Davie is in full flow at the end of the table.
He’s talking about a Falkirk team from 1957, rattling off players’ names and moments from matches.
But this is no ordinary football chat.
Some of the men sitting round the table drinking tea are living with dementia.
They’re taking part in a session of the Football Memories Project which uses sporting memorabilia and photos to stimulate memories.
The only giveaway is the fact some of the stories resurface and are retold as if for the first time.
While some may struggle to remember what they did that morning, recalling facts and figures from games stretching back decades seems effortless, and generates a real buzz in the room.
Officially launched five years ago in partnership with Alzheimer’s Scotland, the Football Memories Project has mushroomed, taking in other sports such as rugby and shinty, as well as movies and music.
There are now groups the length and breadth of Scotland, as well as in countries across Europe and in the US.

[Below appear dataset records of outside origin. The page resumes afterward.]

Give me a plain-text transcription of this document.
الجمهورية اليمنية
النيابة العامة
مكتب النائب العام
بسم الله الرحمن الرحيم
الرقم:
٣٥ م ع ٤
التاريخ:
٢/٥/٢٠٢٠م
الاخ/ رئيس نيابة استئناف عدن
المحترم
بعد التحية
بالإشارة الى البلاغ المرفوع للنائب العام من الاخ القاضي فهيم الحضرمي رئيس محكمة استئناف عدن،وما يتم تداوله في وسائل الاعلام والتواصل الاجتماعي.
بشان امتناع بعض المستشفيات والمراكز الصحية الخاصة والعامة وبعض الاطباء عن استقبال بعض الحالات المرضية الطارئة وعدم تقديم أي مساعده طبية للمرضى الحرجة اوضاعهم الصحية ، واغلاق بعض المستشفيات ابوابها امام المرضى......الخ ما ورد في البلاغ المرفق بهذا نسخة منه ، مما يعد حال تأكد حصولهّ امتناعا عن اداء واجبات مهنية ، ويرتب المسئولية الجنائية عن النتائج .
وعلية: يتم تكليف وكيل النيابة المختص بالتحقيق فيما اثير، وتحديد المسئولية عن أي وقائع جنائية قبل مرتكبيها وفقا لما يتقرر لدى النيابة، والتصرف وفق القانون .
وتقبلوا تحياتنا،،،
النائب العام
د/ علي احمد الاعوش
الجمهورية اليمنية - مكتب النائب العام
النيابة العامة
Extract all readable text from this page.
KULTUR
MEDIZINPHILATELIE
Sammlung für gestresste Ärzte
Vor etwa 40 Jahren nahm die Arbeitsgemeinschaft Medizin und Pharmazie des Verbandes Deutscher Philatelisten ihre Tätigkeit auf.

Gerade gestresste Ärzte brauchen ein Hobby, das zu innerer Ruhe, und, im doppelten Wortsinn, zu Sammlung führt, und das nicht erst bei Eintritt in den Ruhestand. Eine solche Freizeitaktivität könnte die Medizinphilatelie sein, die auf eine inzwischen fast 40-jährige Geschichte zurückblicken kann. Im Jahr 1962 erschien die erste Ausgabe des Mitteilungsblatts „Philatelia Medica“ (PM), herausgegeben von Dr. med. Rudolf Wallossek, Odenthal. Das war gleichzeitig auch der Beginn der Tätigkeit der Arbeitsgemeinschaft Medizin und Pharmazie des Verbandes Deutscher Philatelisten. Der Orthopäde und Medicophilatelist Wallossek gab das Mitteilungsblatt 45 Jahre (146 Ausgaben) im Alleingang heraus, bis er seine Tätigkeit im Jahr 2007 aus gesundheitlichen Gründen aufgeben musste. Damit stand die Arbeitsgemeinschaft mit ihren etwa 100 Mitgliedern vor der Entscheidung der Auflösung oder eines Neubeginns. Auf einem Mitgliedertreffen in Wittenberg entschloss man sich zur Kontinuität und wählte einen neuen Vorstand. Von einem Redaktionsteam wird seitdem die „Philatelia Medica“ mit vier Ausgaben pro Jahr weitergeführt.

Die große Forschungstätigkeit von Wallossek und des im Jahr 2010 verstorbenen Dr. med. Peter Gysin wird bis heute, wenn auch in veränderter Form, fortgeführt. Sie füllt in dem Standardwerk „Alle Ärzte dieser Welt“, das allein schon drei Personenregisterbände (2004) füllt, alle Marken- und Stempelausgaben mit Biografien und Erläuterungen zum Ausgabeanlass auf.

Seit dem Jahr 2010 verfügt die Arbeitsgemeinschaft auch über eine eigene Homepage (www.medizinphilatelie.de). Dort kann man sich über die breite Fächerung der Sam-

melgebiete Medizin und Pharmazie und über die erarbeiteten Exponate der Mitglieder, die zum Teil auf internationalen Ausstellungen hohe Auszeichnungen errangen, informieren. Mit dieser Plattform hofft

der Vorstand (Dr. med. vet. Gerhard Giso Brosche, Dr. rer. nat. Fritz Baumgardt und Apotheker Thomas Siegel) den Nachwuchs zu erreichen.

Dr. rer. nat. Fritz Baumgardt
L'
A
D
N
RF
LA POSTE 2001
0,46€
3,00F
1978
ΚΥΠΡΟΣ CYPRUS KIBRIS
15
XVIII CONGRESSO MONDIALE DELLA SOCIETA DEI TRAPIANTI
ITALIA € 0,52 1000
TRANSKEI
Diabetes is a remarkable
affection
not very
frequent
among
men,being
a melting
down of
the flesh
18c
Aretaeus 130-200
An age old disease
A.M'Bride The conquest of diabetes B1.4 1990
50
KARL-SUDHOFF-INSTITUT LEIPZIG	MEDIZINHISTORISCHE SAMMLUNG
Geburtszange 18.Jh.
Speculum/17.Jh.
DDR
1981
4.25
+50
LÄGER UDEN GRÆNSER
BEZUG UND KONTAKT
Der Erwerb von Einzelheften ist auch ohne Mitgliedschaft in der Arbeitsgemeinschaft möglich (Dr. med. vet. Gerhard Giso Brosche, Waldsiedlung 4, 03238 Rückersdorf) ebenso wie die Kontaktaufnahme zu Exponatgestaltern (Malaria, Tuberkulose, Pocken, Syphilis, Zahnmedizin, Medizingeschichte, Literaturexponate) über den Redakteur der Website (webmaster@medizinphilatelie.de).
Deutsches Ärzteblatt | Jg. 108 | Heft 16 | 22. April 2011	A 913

In Scotland there are around 90 thousand people living with dementia.
As well helping those with the condition, these sessions also provide welcome support for relatives.
Lynne Stevenson’s father takes part in rugby memories groups.
“Throughout the sessions he seems to relax, he seems to be in a positive frame of mind and that can last for a good few hours after we’ve been at a rugby memories session.
“He can whistle and sing the whole way back in the car so it has a lasting effect on him as well.”
The project is run by trained volunteers.
“They become quite animated,” says Alan Bennie. “Something it does for them is it takes them away from social isolation. People with dementia often become socially isolated and there’s not too many opportunities for them to come and have fun, so it’s almost like being in a football crowd.”
Another volunteer, Jim Boyd, says, “To see someone go away with a smile on their face, and to speak to their carers or family and say that they can’t wait for the next group meeting and how they enjoyed it and talked about it on their way back home, I think that’s immensely satisfying.”
The demand for more groups continues to grow, as the project demonstrates the ability of sport to change lives and reconnect people.
Now organisers want to see its benefits recognised further.
Michael White has been involved from the start, and is now the project’s National Co-ordinator.
“I would like to see it become almost like a prescribed activity, that someone who is diagnosed with dementia could go along to their GP, and the GP would recommend they join a memories group because it’s not just the memories of football, it’s the memories of the society in which they grew up, schooldays, national service, workplace.
“It’s like an Aladdin’s cave, once you trigger the memory there’s no telling where it will go.”